Cappers Farmer Blogs > My Field Trip

The Gravel Road of Grieving

A photo of D Susan RutzWhen you are grieving the loss of someone very special to you, it’s beyond hard. I recently lost my mother so I am familiar with the "Steps of Grieving" information bulletin. There are steps-levels-phases, however you want to describe it, there are steps in the grieving process, but the one they don’t tell you about is the Gravel Road of Grieving. I had to discover it on my own. 

You know, you never know what you might find at the end of that gravel road, but it sure is bumpy, and if you are driving a 4-wheeler, it’s a lot of fun. The gravel road I’m referring to is the one that surprises you at every turn.

I’m doing pretty well in my recovery process, but there are times when I have a bad day, where I don’t want to get out of bed. I avoid people on those days, I know I’m not functioning well and could at any time explode into sobs. It’s an embarrassing process to go through in public. Heart wrenching sobs, snot running down your face, and a burning pain in the heart. That’s private stuff that shouldn’t be shared with the average Joe. It really puts them on the spot. They don’t know what to do about it, and I’m in such a state I can’t explain what is happening. 

I walked into a McDonalds one morning for a breakfast sandwich. It was a glorious day, the sun was shinning, the temperature was
perfect, and I felt great. I had an interview for a job the day before and that went really well, I might actually be hired soon. It was just a great day and I was feeling perfectly fine. I was watching this young mother with her two children at a nearby table. She was opening their juices and they were chattering away with excitement at the outing. The little girl had a pink dress on. You don’t see that much these days, usually little girls are wearing jeans or shorts. I thought it was nice.

The customer in front me was still ordering so I looked around the counter area and spied the glass globe of available toys for the
Happy Meal choice. They have such cute things for kids nowadays. The man in front of me finished his order and I stepped forward to face a cute little high-schooler with heavy braces on her teeth. She smiled at me and inquired what she could get for me, that’s when I turned off the paved road of contentment and hit the gravel road of grieving. 

I opened my mouth to order, and instead a loud, crumbly sob spilled out. It sounded like a moose call. It startled the girl, she stepped back, and it embarrassed me but there was no stopping it.

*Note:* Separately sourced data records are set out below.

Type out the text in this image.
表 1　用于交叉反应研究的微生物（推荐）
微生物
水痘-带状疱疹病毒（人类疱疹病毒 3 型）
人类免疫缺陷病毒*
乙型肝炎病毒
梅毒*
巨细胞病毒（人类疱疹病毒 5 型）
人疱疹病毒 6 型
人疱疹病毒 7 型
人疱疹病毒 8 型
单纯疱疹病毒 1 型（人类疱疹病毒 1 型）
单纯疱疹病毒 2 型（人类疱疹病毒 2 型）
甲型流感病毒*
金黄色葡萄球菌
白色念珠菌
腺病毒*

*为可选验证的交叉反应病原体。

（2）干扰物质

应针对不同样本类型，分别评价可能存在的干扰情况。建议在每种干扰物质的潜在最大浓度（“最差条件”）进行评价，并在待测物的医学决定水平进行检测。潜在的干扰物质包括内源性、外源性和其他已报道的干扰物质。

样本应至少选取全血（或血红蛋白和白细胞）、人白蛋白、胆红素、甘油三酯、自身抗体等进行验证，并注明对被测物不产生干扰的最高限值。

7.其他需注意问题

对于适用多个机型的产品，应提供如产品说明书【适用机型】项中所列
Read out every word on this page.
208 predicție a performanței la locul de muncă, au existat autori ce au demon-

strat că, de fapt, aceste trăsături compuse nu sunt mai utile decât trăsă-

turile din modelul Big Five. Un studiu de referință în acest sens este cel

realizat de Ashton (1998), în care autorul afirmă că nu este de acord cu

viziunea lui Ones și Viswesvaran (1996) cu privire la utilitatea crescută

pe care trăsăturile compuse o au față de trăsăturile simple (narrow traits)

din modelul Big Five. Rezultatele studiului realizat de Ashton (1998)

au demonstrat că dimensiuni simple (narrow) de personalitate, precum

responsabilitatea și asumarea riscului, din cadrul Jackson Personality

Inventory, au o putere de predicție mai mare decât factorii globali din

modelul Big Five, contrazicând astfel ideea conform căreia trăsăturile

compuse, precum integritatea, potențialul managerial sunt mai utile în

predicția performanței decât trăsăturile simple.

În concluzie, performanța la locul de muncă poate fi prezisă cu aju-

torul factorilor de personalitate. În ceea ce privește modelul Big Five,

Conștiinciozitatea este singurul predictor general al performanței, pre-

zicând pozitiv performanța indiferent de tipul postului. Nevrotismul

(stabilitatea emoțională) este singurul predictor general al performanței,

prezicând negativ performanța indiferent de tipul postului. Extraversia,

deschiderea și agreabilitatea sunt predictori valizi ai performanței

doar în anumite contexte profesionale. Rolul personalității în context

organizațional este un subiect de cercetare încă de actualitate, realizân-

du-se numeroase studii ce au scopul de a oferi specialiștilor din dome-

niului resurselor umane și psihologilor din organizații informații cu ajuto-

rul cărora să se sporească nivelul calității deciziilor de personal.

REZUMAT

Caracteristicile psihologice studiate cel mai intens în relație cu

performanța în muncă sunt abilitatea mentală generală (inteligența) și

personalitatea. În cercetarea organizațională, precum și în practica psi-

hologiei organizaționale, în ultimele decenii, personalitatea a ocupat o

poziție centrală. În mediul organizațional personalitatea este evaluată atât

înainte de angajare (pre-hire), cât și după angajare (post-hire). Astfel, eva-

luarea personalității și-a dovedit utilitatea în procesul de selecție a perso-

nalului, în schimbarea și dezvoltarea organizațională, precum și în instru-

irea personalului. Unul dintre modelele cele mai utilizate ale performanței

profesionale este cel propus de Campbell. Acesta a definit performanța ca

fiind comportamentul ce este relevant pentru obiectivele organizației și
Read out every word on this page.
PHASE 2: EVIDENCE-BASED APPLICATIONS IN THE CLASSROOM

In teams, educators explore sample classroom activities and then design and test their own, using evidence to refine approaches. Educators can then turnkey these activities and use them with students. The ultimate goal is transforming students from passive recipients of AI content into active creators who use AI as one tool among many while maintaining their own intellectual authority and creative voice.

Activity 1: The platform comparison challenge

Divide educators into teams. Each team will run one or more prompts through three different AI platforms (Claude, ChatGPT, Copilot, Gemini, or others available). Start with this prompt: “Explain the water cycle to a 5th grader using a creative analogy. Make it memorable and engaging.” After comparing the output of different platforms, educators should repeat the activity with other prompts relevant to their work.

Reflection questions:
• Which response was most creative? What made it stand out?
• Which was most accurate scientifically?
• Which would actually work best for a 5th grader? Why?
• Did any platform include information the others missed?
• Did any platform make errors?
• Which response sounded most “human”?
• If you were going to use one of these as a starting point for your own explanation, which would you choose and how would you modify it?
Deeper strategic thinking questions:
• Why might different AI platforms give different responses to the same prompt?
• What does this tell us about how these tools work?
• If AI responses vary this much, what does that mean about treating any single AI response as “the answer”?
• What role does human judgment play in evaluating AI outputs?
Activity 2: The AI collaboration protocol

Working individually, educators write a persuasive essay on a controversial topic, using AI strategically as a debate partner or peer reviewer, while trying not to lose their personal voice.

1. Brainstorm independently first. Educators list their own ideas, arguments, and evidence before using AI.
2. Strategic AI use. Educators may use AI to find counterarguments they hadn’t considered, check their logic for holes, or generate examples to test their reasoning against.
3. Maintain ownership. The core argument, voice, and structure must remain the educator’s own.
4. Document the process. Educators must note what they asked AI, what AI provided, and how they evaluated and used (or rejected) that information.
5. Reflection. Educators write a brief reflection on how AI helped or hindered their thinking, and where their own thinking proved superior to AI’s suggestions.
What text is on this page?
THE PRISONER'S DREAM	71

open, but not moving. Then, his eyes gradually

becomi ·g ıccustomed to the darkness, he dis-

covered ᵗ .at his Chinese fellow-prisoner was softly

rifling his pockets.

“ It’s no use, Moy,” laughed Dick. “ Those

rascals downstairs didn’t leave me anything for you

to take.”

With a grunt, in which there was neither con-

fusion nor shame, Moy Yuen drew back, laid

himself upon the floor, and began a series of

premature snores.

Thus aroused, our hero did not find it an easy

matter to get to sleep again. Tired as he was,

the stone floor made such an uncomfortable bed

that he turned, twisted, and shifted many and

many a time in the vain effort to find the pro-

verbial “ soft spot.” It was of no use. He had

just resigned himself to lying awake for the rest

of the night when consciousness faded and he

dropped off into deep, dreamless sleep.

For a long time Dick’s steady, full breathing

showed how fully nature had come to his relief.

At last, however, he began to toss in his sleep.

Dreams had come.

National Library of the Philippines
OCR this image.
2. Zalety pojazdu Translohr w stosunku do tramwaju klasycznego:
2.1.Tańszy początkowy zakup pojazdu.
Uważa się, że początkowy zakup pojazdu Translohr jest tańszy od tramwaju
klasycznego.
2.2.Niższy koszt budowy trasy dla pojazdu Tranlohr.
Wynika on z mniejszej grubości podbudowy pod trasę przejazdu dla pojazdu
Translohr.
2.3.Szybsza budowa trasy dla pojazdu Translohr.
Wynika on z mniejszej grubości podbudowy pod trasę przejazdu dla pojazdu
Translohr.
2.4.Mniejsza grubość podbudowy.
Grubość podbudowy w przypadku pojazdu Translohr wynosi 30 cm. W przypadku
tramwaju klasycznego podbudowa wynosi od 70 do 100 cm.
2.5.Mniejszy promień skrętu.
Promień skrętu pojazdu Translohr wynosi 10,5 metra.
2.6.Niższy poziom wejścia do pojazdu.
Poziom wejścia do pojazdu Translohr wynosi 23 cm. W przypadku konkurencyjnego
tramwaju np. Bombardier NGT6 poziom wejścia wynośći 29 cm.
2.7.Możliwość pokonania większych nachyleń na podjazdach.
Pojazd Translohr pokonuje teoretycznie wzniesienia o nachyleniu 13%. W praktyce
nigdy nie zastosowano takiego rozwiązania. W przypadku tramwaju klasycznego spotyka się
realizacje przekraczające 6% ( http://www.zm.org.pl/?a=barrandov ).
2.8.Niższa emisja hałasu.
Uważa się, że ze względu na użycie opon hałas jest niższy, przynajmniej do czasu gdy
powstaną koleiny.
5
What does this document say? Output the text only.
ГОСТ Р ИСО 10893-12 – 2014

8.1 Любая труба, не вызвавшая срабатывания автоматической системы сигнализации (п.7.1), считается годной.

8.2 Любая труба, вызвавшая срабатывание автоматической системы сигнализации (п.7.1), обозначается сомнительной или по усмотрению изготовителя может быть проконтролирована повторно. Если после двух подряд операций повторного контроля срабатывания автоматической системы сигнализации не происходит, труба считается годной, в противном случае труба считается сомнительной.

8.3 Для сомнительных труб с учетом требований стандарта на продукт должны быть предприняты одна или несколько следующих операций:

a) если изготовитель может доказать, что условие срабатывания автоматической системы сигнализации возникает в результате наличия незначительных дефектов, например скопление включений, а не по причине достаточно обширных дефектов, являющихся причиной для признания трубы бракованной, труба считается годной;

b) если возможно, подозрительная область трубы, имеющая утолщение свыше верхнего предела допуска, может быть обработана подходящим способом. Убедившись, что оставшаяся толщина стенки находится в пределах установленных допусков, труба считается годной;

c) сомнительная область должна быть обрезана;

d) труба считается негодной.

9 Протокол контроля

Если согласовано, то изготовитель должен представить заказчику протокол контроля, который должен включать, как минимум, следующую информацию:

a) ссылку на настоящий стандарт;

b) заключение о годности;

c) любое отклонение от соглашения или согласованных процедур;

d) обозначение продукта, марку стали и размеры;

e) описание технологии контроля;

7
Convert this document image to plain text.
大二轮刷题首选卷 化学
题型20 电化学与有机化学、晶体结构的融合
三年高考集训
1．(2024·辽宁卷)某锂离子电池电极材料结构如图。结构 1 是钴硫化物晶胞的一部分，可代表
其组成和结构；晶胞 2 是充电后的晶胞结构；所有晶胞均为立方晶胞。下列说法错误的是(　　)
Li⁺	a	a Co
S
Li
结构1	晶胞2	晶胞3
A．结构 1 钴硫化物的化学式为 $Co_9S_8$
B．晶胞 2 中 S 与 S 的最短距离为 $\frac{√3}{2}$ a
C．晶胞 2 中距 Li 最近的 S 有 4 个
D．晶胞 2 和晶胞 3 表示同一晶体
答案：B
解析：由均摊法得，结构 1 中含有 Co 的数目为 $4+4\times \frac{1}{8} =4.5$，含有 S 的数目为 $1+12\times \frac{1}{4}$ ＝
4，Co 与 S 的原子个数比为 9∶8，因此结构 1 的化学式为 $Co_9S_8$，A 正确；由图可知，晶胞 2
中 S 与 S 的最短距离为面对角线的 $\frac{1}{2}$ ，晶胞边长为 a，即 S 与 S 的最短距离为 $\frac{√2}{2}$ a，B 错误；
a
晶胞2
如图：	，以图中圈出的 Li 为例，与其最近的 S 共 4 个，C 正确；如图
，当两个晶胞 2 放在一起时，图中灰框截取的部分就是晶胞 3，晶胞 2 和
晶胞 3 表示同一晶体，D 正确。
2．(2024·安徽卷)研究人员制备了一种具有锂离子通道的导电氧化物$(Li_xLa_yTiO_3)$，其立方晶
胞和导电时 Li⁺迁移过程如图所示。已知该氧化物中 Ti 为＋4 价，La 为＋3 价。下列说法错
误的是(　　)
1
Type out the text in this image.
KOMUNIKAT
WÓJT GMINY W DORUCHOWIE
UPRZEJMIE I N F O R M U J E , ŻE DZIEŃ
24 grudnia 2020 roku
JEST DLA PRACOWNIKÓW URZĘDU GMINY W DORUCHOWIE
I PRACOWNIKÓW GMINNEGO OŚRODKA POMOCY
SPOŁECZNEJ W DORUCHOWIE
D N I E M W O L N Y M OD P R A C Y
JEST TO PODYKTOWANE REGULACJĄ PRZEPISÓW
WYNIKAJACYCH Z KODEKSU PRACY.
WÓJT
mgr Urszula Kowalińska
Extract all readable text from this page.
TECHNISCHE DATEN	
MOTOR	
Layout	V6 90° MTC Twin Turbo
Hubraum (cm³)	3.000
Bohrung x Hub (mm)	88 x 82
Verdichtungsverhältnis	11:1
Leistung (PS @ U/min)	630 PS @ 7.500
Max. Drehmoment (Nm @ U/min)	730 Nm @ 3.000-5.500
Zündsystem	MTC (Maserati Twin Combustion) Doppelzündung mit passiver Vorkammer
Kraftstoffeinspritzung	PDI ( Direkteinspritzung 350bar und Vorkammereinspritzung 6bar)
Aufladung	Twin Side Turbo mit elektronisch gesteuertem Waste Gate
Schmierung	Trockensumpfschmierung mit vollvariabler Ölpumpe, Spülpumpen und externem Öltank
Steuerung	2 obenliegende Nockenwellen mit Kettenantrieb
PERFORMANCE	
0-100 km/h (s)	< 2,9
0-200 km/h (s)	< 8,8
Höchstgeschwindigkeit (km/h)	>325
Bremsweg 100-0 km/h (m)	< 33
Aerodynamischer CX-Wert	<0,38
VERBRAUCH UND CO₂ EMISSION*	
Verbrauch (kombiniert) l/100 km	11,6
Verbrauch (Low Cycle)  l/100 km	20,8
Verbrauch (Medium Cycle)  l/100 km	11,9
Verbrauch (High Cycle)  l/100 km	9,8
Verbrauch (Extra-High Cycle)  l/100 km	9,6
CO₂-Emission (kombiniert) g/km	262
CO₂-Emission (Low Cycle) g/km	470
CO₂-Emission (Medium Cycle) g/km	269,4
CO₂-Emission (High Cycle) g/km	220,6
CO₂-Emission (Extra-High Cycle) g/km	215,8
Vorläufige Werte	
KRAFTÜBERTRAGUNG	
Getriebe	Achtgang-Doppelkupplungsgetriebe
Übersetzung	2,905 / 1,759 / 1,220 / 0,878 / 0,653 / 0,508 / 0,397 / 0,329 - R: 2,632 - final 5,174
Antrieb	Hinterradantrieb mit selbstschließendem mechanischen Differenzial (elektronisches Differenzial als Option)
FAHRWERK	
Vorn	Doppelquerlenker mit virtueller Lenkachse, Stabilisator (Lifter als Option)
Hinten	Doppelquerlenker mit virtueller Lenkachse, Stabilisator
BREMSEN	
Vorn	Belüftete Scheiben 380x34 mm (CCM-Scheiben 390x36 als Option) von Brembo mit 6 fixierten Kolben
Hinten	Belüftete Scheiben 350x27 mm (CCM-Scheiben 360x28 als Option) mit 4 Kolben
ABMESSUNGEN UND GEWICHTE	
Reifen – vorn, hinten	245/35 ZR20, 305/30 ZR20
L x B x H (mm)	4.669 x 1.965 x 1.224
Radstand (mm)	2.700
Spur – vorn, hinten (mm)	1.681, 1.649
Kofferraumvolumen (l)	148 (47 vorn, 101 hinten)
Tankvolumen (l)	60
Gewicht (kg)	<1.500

Once you hit that gravel road, you can only ride it out. I did the only thing I could do, I ran for a pit stop.

I was throwing water on my face when the young mother I had witnessed taking care of her two children walked in. She didn’t bring the children with her, so she wasn’t there for a potty break, and I couldn’t imagine that she would leave them at the table to come see about me, but she had. She was familiar with the gravel road, and she wanted to help. 

Let me tell you right now, telling someone about your loss really doesn’t help at that particular moment. I know everybody loses someone they love. I know we all have to die. I know all of that, telling me about your losses does not help me off the gravel road.

“It happens to me at the worst times too,” she started softly. 

Oh God, please spare me this conversation. 

“Don’t let it bother you, just clean your face, and march right back out there and order your breakfast like nothing happened. They don’t know, they don’t need to know, as far as they are concerned, you swallowed a bug.”

Now that struck me as funny, and I started laughing—hysterically. Oh my God, I’m losing my mind. 

She smiled at me, it was a silly crooked smile and I could image her doing it for her children after making a joke to them. She patted my shoulder and left the room. 

There’s a lot to be said about strangers with that kind of strength. I admire their ability to walk up and offer a hand, what beautiful
hearts they must process. I did as she said, cleaned my face, put my head up and walked right back to that counter to order my breakfast.  Unfortunately, the line was longer and I didn’t trust my ability to be as strong as she, so I made a quick u-turn toward the door and left. 

I decided to take a drive, and that’s when I found this photo opportunity. Two trees growing through silos, it’s kind of inspiring, don’t you think?  I’m not sure if I want to be the trees, protected all the way around by concrete blocks—no squirrels on my
limbs—or, if I feel sorry that the trees can’t be free to stretch out. 

I’ll probably be on this gravel road for awhile, but I carry my camera so I can capture the inspiring bumps along the way.